In this sense, we could say that women tend to add an additional stage to the processing of emotions, which contributes to rumination, “turning over,” the intensity, causes, and consequences of the situation before putting unleashing heated exchanges.
6. The gift of intense sensitivity
It is not surprising that women make up a large percentage of highly sensitive people (HSP). Fear, stress, genes, estrogen, progesterone, and brain biology often combine in such a way that the risk of suffering emotional disorders like depression and anxiety is very high.
There are scientists who suggest that the sensitivity to certain mutations of estrogen, such as CREB-1 increases the female brain’s vulnerability to biochemical imbalance that prevents a healthy emotional state.
It is an indisputable fact that the female brain has great capacities when it comes to working through and processing emotions. So, having read the 6 gifts or characteristics shown above, we hope that you now have a better understanding of the fact that each person has their own physical, as well as psychological and social reality, something that doubtlessly gives us the chance to be unique, authentic, and genuine people.

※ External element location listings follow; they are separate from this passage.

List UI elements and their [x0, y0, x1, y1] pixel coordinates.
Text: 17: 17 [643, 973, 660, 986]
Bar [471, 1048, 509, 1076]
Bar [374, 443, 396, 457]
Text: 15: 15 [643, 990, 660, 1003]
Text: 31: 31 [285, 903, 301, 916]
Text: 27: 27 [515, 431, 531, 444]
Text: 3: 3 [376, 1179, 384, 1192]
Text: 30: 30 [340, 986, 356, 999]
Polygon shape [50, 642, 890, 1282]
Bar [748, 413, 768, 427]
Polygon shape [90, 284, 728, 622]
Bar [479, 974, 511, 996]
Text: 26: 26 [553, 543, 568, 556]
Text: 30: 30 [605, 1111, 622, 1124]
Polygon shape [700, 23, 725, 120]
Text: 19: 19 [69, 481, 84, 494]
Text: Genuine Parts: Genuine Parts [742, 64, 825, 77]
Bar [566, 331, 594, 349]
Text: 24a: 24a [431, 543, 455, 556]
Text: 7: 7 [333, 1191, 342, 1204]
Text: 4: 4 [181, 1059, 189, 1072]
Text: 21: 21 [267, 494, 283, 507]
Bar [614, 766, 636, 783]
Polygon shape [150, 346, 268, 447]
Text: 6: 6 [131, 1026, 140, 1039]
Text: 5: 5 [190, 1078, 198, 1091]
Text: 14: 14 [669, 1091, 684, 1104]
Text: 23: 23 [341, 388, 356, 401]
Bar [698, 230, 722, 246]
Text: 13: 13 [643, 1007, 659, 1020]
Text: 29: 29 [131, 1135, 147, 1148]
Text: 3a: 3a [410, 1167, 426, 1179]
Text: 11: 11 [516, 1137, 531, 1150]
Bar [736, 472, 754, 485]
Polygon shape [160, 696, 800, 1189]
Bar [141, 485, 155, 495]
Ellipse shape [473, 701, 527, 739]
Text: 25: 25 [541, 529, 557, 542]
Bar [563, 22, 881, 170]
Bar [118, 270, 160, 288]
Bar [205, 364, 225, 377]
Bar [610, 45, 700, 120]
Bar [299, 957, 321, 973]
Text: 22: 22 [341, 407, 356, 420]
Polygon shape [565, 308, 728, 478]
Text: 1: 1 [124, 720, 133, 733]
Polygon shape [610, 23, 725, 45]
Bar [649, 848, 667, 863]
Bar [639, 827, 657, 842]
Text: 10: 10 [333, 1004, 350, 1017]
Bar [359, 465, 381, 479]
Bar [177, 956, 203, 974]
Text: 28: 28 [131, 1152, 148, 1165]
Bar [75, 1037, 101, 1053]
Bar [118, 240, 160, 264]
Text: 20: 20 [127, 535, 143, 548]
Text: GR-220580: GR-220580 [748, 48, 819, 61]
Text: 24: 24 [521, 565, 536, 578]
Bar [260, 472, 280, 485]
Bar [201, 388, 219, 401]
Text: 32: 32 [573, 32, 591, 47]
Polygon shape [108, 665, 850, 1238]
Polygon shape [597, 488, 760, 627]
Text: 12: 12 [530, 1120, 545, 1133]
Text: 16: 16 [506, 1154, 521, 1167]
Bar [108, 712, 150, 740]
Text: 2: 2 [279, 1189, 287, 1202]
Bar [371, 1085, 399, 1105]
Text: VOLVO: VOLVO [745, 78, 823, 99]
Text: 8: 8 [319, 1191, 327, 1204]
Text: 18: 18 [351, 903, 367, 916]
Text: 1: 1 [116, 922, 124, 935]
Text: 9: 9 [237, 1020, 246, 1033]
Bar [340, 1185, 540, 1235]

1 Butler, (2005). Fear-related activity in subgenual anterior cingulate differs between men and women. Neuroreport 16 (11): 1233-36
Levenson (2003). Blood, sweat and fears: The automatic architecture of emotion. Ann NY Acad Sci 1000: 348-66
2 Pujol (2002). Anatomical variability of the anterior cingulate gyrus and basic dimensions of human personality. Neuroimage, 15 (4): 847-55.
3 Mannning, J. T. et al (2004) Sex and ethnic differences in 2nd to 4th digit ratio of children. Early Hum Dev, 80(2) 39-46.